Personal Loan Provider Qbera Sold To InCred For $15 M

Personal Loan Provider Qbera Sold To InCred For $15 M
Personal Loan Provider Qbera Gets Acquired By InCred For $15 M
Dipen Pradhan - 17 June 2020

At a time when India’s digital lending industry is severely hit by the lockdown induced by COVID-19, a Mumbai-based non-banking finance company, InCred has announced the acquisition of an unsecured loan provider, Qbera, for a valuation close to $15 million.

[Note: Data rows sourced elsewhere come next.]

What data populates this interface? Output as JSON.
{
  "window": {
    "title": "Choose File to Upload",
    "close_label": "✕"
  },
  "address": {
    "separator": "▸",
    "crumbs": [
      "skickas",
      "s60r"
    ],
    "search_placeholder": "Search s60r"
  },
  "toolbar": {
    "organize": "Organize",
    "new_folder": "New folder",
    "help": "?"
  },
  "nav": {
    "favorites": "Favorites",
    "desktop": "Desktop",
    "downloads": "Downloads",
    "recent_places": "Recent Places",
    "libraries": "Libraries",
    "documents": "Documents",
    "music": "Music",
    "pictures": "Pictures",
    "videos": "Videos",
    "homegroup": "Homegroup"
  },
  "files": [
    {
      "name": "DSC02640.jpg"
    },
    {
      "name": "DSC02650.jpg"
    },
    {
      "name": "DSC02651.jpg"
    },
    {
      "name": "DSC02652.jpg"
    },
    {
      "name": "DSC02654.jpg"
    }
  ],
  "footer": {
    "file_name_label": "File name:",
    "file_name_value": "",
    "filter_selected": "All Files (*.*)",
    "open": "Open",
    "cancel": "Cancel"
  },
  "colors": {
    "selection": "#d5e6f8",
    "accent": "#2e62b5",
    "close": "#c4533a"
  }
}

The acquisition is being touted as the fresh development in the lending industry of the country facing the lockdown.

Launched in 2017, Bengaluru-based Qbera offers short-term personal loans of upto upto Rs 15 lakh, ranging from 12 to 60 months, to salaried individuals upon fulfillment of several criterias. It charges 11.99-35.99 per cent annual rate of interest or APR, against the burrowed sum, and an additional 1-5 per cent administration fee, according to its website. Financial institutions such as IndusInd Bank, RBL Bank and Fullerton, were its lenders.

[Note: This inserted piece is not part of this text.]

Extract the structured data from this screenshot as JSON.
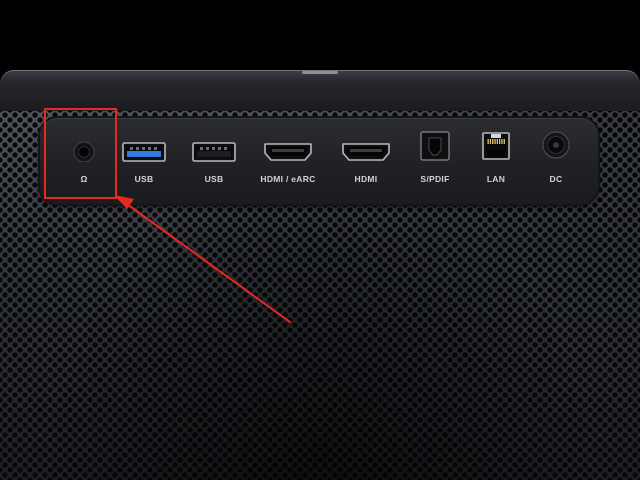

With the acquisition of Qbera, InCred has now entered into a platform business, a model that operates its services with two or more interdependent groups. InCred maintains that Qbera will be facilitated with its digital distribution strength, along with access to full-stack loan origination capabilities, and risk-sharing partnerships with other financial institutions. The founder of Qbera, Aditya Kumar has joined InCred to head platform and personal loan verticals, while vice-president of product, Anuj Sachdev has taken an advisory role.

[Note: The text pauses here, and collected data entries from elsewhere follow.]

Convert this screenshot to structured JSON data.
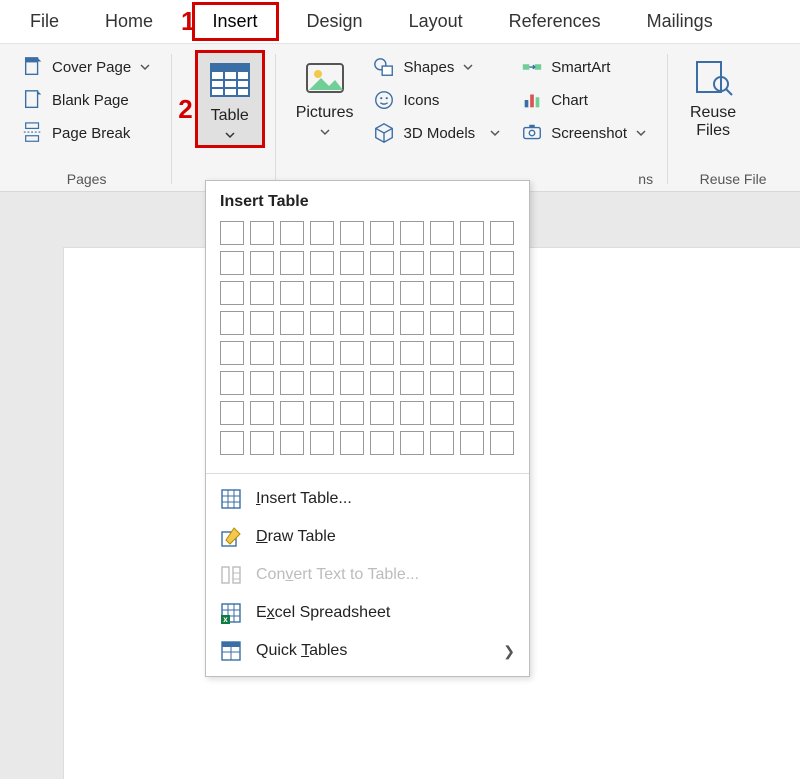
{
  "tabs": {
    "file": "File",
    "home": "Home",
    "insert": "Insert",
    "design": "Design",
    "layout": "Layout",
    "references": "References",
    "mailings": "Mailings"
  },
  "annotations": {
    "one": "1",
    "two": "2"
  },
  "pages_group": {
    "label": "Pages",
    "cover_page": "Cover Page",
    "blank_page": "Blank Page",
    "page_break": "Page Break"
  },
  "table_group": {
    "table": "Table"
  },
  "illustrations_group": {
    "pictures": "Pictures",
    "shapes": "Shapes",
    "icons": "Icons",
    "models3d": "3D Models",
    "smartart": "SmartArt",
    "chart": "Chart",
    "screenshot": "Screenshot",
    "ns_suffix": "ns"
  },
  "reuse_group": {
    "reuse": "Reuse",
    "files": "Files",
    "label": "Reuse File"
  },
  "dropdown": {
    "title": "Insert Table",
    "insert_table": "Insert Table...",
    "draw_table": "Draw Table",
    "convert": "Convert Text to Table...",
    "excel": "Excel Spreadsheet",
    "quick": "Quick Tables",
    "grid_cols": 10,
    "grid_rows": 8
  }
}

“We are confident of the significant value that the Qbera platform will generate as part of the InCred Group,” the statement by Bhupinder Singh, founder of InCred said. The digital lending platform, InCred, offers personal, education, and two-wheeler loans, along with credit to SMEs.

Notably, digital lending companies mandatorily seek for documents — such as Aadhaar card, pan card, voters’ ID, along with joining letter from the company, employee ID, last three months salary slips, bank statements, etc — which has to be submitted via smartphone on their mobile application. However, due to Covid-19 induced lockdown, most of the companies have now stopped lending loans to new customers to avoid bad loans, and are only providing services to its existing customers who have potential to repay the loan.